Statements are also sought from the negotiators. The parties articulate their positions, enabling the other party to understand what they want.
This is followed by a restatement of the problem by the mediator where an attempt is made to incorporate the differing perspectives.
The agenda is set thereafter followed by the mediator providing an opportunity for the parties to hear and understand each other’s perspectives, relationships and feelings.
The petitioner is allowed to explain their case in their own words, followed by the presentation of the case by their counsel and the statement of the legal issues. Similarly, the defendant is allowed to explain their case, followed by the presentation of the case and statement of the legal issues involved by the defendant’s counsel.
After the joint session, mediator also holds separate sessions. It provides the parties with a forum to further vent their feelings and disclose confidential information they do not wish to share with the other parties.
Mediator also asks effective questions and helping the parties understand the strengths and weaknesses of their cases.
How is a settlement arrived at?
He mediator helps the parties to understand the reality of their situation and give up rigid positions, the mediator creates creative options for settlement.
The parties negotiate through the mediator until a solution mutually acceptable to all the parties involved. The mediator directs the parties to a solution which he believes will satisfy the underlying interests of the parties.
In case mediation fail, the case would be sent back to the referral court, i:e, the supreme court.
The mediator orally confirms the terms the terms of the settlement as a procedural requirement. The parties, with the mediator’s aid, write down the terms of the settlement and sign the agreement. The settlement has the binding nature of a contract and is enforceable in a court of law.
In his closing comment, the mediator thanks the parties for their help and participation in the mediation process.

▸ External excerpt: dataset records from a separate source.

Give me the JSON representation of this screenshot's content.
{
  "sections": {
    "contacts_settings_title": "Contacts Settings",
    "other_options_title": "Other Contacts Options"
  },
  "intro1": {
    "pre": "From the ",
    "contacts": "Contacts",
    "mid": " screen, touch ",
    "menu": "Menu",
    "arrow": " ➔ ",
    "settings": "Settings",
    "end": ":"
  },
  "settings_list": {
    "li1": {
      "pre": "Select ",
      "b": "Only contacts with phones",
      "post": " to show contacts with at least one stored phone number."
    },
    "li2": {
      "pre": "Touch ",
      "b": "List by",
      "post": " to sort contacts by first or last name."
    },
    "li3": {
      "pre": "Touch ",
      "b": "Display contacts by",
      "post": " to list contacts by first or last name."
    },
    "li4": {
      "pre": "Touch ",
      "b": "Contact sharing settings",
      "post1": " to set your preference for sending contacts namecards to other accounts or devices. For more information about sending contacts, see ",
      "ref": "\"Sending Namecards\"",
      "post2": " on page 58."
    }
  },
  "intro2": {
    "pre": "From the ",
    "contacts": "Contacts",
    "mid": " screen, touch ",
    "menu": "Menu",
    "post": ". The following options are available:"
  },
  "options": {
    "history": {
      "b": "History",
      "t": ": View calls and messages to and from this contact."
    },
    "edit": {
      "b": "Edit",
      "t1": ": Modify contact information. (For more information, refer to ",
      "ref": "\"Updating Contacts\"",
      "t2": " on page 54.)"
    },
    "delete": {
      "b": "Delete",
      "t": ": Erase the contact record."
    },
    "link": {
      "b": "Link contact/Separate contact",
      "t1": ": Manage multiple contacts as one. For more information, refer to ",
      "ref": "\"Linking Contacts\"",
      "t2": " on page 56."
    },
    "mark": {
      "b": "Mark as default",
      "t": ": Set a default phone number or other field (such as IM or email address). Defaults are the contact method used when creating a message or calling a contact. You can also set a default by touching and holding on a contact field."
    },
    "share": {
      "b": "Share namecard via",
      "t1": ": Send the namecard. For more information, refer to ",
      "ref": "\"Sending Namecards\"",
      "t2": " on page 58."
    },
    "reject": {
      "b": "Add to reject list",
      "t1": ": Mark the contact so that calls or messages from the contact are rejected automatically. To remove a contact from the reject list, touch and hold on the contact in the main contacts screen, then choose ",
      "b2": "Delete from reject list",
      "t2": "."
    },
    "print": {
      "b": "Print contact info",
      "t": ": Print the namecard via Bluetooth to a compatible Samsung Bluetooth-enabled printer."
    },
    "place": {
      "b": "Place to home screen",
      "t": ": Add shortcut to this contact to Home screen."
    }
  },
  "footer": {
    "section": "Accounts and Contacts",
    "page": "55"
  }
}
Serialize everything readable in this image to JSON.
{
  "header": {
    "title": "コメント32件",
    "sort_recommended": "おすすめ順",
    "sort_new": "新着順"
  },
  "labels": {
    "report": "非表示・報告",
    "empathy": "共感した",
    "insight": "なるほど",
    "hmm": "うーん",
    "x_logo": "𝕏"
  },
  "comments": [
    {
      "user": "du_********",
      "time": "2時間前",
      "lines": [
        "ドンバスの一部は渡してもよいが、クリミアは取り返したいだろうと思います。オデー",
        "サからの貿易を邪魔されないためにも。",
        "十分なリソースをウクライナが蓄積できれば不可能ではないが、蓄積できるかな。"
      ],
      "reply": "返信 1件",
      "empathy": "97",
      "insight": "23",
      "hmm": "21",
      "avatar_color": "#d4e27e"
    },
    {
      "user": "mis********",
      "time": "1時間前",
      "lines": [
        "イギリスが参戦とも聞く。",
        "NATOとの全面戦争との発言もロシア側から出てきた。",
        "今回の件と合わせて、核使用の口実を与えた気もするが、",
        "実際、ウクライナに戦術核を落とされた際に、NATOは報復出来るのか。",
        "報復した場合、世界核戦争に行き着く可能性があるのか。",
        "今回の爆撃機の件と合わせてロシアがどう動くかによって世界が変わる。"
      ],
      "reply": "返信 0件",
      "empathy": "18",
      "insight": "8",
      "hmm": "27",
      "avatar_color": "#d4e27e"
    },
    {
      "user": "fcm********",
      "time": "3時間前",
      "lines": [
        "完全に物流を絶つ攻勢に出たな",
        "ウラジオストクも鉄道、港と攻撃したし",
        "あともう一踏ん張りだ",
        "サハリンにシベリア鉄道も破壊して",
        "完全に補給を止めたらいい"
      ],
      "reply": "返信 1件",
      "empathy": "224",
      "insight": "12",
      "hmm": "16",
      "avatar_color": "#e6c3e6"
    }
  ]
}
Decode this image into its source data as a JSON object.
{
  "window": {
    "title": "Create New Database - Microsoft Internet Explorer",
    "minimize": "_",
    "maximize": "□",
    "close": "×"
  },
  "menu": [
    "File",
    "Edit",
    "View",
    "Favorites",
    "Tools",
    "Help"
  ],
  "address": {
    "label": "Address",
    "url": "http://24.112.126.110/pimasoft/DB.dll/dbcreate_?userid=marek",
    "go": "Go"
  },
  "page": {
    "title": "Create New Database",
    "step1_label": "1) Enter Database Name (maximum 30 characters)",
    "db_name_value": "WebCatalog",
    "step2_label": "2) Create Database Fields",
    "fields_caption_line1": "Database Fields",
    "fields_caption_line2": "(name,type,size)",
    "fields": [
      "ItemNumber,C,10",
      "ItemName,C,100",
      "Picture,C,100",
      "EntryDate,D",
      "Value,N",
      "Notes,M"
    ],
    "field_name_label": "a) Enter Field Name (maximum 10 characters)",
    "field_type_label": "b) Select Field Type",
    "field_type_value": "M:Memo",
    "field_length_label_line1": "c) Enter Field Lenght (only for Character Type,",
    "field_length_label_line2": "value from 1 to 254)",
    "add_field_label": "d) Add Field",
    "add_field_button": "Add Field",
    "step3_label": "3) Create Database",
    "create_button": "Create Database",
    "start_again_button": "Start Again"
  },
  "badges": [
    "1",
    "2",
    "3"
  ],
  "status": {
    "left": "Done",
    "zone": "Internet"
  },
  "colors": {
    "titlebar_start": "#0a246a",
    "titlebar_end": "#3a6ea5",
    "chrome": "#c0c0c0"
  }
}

Is the process confidential?
Process of Mediation in India is completely confidential as any information furnished by any party and a document prepared or submitted is inadmissible and sealed. Any admission made during mediation cannot be used in any other court case and any information provided to the mediator cannot be disclosed to the other party unless the other party specifically permits the mediator to do so. The mediator cannot be called as a witness to testify in any court case and cannot disclose any information related to the proceedings.